When the recruitment of underage female students who were killed in ill-advised encounters with government troops or raped by sex-starved communist “kumanders” in the mountains (or both) was exposed and investigated in Congress, the self-proclaimed guardians of female virtue in the House of Representatives were not only silent, they even justified the acts.
When now Representative Leila de Lima admitted to having stolen someone’s husband and being handfed “saba” (big banana) inside her car, attributing this to the hackneyed phrase “frailties of a woman,” not a peep was heard from the same partylist whose members style themselves as the moral police.
When a female recruit of the Kabataan partylist cried “rape,” they covered it up and said the probe should proceed internally (no pun intended). And then nothing was ever heard about it again.
But when I defended Rep. Bong Suntay, who used Anne Curtis as an example, not to disrespect her (one must know the context of Suntay’s speech to appreciate this), but to paint in big and bold relief the fact that one cannot be made legally accountable for something one thinks or imagines, I am a “manyak”? What gall!
What I said — and anyone can check this out on the internet — was that, to be candid, even if one sees a woman and thinks of molesting her, that is not a crime — that is a legal truth.
Freedom of thought is absolute. In the same way that believing that Communism is the best form of government for the Philippines is not legally actionable. Now, once you cross the line and begin acting on your beliefs by trying to topple the government, that is another matter. You could be held liable. Just like some of those bogus nationalistic (kuno) partylists in the House are doing, either directly or indirectly.

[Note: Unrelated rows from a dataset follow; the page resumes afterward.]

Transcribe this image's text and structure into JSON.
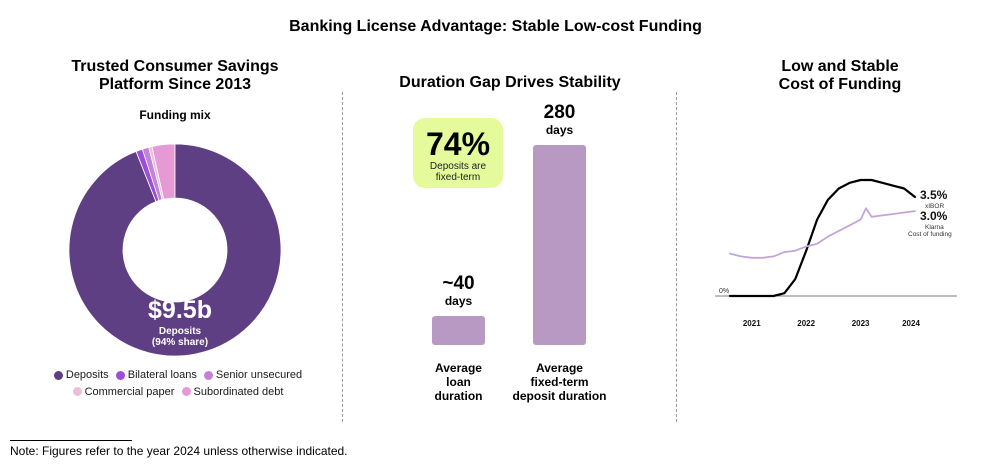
{
  "title": "Banking License Advantage: Stable Low-cost Funding",
  "panel1": {
    "title_line1": "Trusted Consumer Savings",
    "title_line2": "Platform Since 2013",
    "subtitle": "Funding mix",
    "center_value": "$9.5b",
    "center_label": "Deposits",
    "center_share": "(94% share)"
  },
  "panel2": {
    "title": "Duration Gap Drives Stability",
    "callout_value": "74%",
    "callout_line1": "Deposits are",
    "callout_line2": "fixed-term",
    "bars": [
      {
        "value_label": "~40",
        "unit": "days",
        "cat_line1": "Average",
        "cat_line2": "loan",
        "cat_line3": "duration"
      },
      {
        "value_label": "280",
        "unit": "days",
        "cat_line1": "Average",
        "cat_line2": "fixed-term",
        "cat_line3": "deposit duration"
      }
    ]
  },
  "panel3": {
    "title_line1": "Low and Stable",
    "title_line2": "Cost of Funding",
    "zero_label": "0%",
    "series1_value": "3.5%",
    "series1_name": "xIBOR",
    "series2_value": "3.0%",
    "series2_name_line1": "Klarna",
    "series2_name_line2": "Cost of funding",
    "years": [
      "2021",
      "2022",
      "2023",
      "2024"
    ]
  },
  "note": "Note: Figures refer to the year 2024 unless otherwise indicated.",
  "chart_data": [
    {
      "type": "pie",
      "title": "Funding mix",
      "categories": [
        "Deposits",
        "Bilateral loans",
        "Senior unsecured",
        "Commercial paper",
        "Subordinated debt"
      ],
      "values": [
        94,
        1,
        1,
        0.5,
        3.5
      ],
      "colors": [
        "#5f3f84",
        "#9a4fd6",
        "#c183d6",
        "#f0bdd8",
        "#e59ad6"
      ]
    },
    {
      "type": "bar",
      "title": "Duration Gap Drives Stability",
      "categories": [
        "Average loan duration",
        "Average fixed-term deposit duration"
      ],
      "values": [
        40,
        280
      ],
      "ylabel": "days",
      "ylim": [
        0,
        280
      ],
      "color": "#b899c4"
    },
    {
      "type": "line",
      "title": "Low and Stable Cost of Funding",
      "x": [
        2020.6,
        2020.8,
        2021.0,
        2021.2,
        2021.4,
        2021.6,
        2021.8,
        2022.0,
        2022.2,
        2022.4,
        2022.6,
        2022.8,
        2023.0,
        2023.1,
        2023.2,
        2023.4,
        2023.6,
        2023.8,
        2024.0
      ],
      "series": [
        {
          "name": "xIBOR",
          "color": "#000000",
          "values": [
            0.0,
            0.0,
            0.0,
            0.0,
            0.0,
            0.1,
            0.6,
            1.6,
            2.7,
            3.4,
            3.8,
            4.0,
            4.1,
            4.1,
            4.1,
            4.0,
            3.9,
            3.8,
            3.5
          ]
        },
        {
          "name": "Klarna Cost of funding",
          "color": "#c3a6d8",
          "values": [
            1.5,
            1.4,
            1.35,
            1.35,
            1.4,
            1.55,
            1.6,
            1.75,
            1.85,
            2.1,
            2.3,
            2.5,
            2.7,
            3.1,
            2.8,
            2.85,
            2.9,
            2.95,
            3.0
          ]
        }
      ],
      "xlabel": "",
      "ylabel": "",
      "ylim": [
        0,
        4.5
      ]
    }
  ]
}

I know that what irked this pretentious women’s group is that I made an example of one of their members, Sarah Elago, when I said that she also aroused some desire in me. But these mentally challenged people wouldn’t recognize sarcasm if it hit them in the face like a sledgehammer. I was mocking her (as I have been wont to do), one who claims to be the champion of the uring manggagawa and the maralitang tagalungsod, strutting her stuff on the cover of magazines, looking all dolled up with makeup and designer clothes.

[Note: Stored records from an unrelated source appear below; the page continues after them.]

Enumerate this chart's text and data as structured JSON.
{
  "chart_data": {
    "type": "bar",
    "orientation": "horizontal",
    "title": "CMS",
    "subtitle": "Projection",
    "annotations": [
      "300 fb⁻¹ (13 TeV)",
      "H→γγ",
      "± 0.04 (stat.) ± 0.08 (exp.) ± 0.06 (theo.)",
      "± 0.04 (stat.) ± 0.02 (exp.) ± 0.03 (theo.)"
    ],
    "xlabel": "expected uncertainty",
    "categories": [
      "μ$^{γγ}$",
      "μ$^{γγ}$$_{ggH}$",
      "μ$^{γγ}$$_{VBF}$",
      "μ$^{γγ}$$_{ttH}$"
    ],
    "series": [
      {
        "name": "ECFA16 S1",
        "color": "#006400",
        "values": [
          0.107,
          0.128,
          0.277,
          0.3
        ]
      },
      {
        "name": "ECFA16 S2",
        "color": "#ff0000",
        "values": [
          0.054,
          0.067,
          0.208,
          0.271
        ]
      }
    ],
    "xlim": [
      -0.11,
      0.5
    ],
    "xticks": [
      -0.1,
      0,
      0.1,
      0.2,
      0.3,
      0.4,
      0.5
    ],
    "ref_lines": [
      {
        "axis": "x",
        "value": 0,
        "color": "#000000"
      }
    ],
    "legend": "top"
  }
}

Which brings me to the hypocrisy and gaslighting of these people. Not only do they enable the abuse of women when it suits their purpose, but they tolerate it when it suits their politics. My client Cassandra Li Ong’s sex life was irrelevantly and irreverently made the subject of the QuadComm, but did you hear even a murmur of protest or shouts of “misogyny” from these characters?
As for me, I have assisted so many rape and abuse victims — even appearing in a Senate hearing on their behalf — and have publicly spoken out against the trend in beauty pageants (especially the swimsuit competition) of treating contestants like pieces of meat, and I’m the bastos?
Fortunately, the people are now sufficiently informed not to believe the propaganda of these poxes on the House. Their hypocrisy has been exposed, their sanctimony laid bare. They can no longer hide behind their self-righteous lines as their fakery is as obvious as their biases. Ang fake-fake nila!